When comparing Spring MVC vs Vaadin, the Slant community recommends Vaadin for most people. In the question“What are the best JVM web frameworks?” Vaadin is ranked 1st while Spring MVC is ranked 2nd. The most important reason people chose Vaadin is:
Ranked in these QuestionsQuestion Ranking
Pro Spring MVC has a massive community
Being the oldest and most used JVM web framework, means that Spring MVC has a massive community of followers who are very helpful and have provided numerous tutorials and answers on SO.
Spring even holds an annual conference called SpringOne. The Spring forums and SO are great places to ask and get help about anything Spring related. The website blog and newsletter keep developers informed on every news related with the framework.
Pro Spring apps are highly scalable
Applications are meant to scale as the framework is used in large-scale applications worldwide. Components like EhCache are used to scale memory cache and it also contains components used for parallel processing.
Batch enables processing of large volumes of records and job processing statistics.
Pro Great documentation that covers almost everything.
The official documentation covers virtually everything. The official website also has a series of great tutorials in video and text formats. There are links to Github repositories for Spring sample applications and there are also a lot of third-party tutorials out there for the fact that Spring MVC is so widely used by many experienced developers.
Pro Spring has an extensive ecosystem
It is based and is dependent on the Spring Framework, therefore it benefits from tools like for example Roo and Spring Tool Suite and many more tools included in the Spring Framework. All Maven dependencies are available in a public Maven repository.
There are also 3rd-party solutions for Spring, such as MyEclipse which includes scaffolding capability for Spring MVC.
Pro Easy to use
Vaadin has a 'design mode' which allows developers to drag and drop components into a canvas and then provide the logic for every component. There are also a lot of third party tutorials and guides which help with the initial learning curve.
Pro Top notch documentation
The book of Vaadin is a must have for every developer that uses Vaadin to make web apps. It is an excellent reference manual and all around a great tool for every Vaadin related need. You can find and download the pdf online or get it for free in almost any Vaadin sponsored conference.

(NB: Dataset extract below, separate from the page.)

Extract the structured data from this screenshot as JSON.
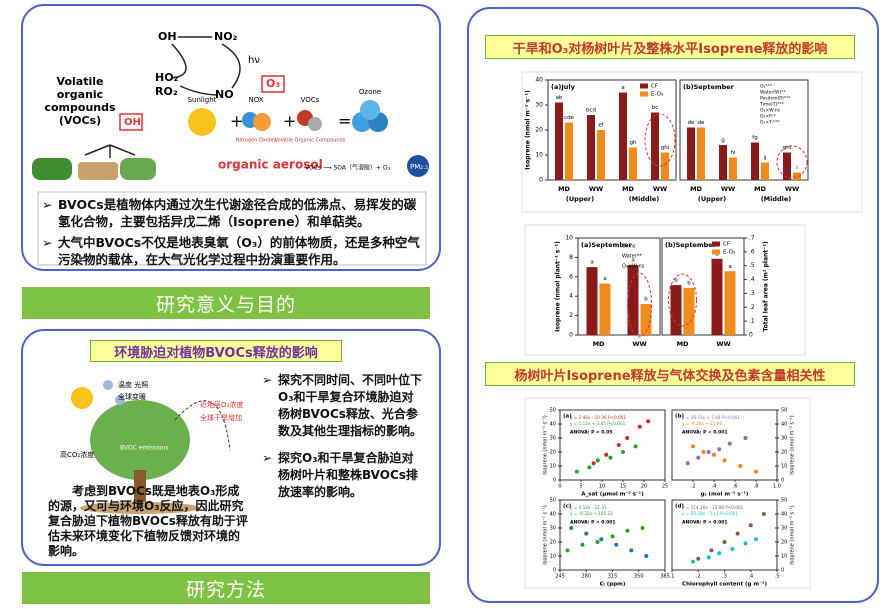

The online documentation is also very good. It has some tutorials and video guides.
There is also a vibrant community which sorround Vaadin, for any problem you may have there is a big chance that someone has already asked and answered that question on StackOverflow or in the Vaadin forums. If not, it will probably be answered quickly if you ask it.
Pro Modern, configurable theming
Vaadin comes with the Valo Theme, a Sass-based theme and engine that calculates styles based on configurable variables and making it easy to define a completely new theme with a few lines of SCSS.
Pro Easy to develop prototypes quickly
Vaadin has what is called the Vaadin Directory which is a repository of downloadable Vaadin components which can be easily used for development. To use something from the repository, you need to download the JAR file and add it to the project.
Con Lacking in UI development
While actually very good and with a very complete and rich feature set to develop and maintain code on the server side, it still doesn't provide any rich framework for building good user interfaces.
Con Updating and code maintenance can be a grueling task if you are a beginner.
Updating your project is manageable if you’re already familiar with the framework and the project itself, but if you’re just diving in it can be a little overwhelming and hard.
Con Complex and not newbie friendly
Spring MVC architecture although simple has a lot of layers and abstractions which can be hard to debug if problems arise. It is also highly dependant on the Spring core.
It's an old and mature framework that has numerous amount of ways to extend and configure it – and this actually makes it fairly complex.
Con Bloated legacy DI API
Spring DI is bloated and rather complex in comparison to CDI.
Con Slow Prototyping
If you are looking to build a quick prototype fast and easy, Spring isn't going to help much. It's very large and quite hard to grasp if you are just beginning with it.
Con Weak scalability
Since Vaadin stores the UI state and logic in the server, this means that for every user interaction a request needs to be sent to the server and the client needs to wait so it can know how to react. This leads to higher traffic and load times.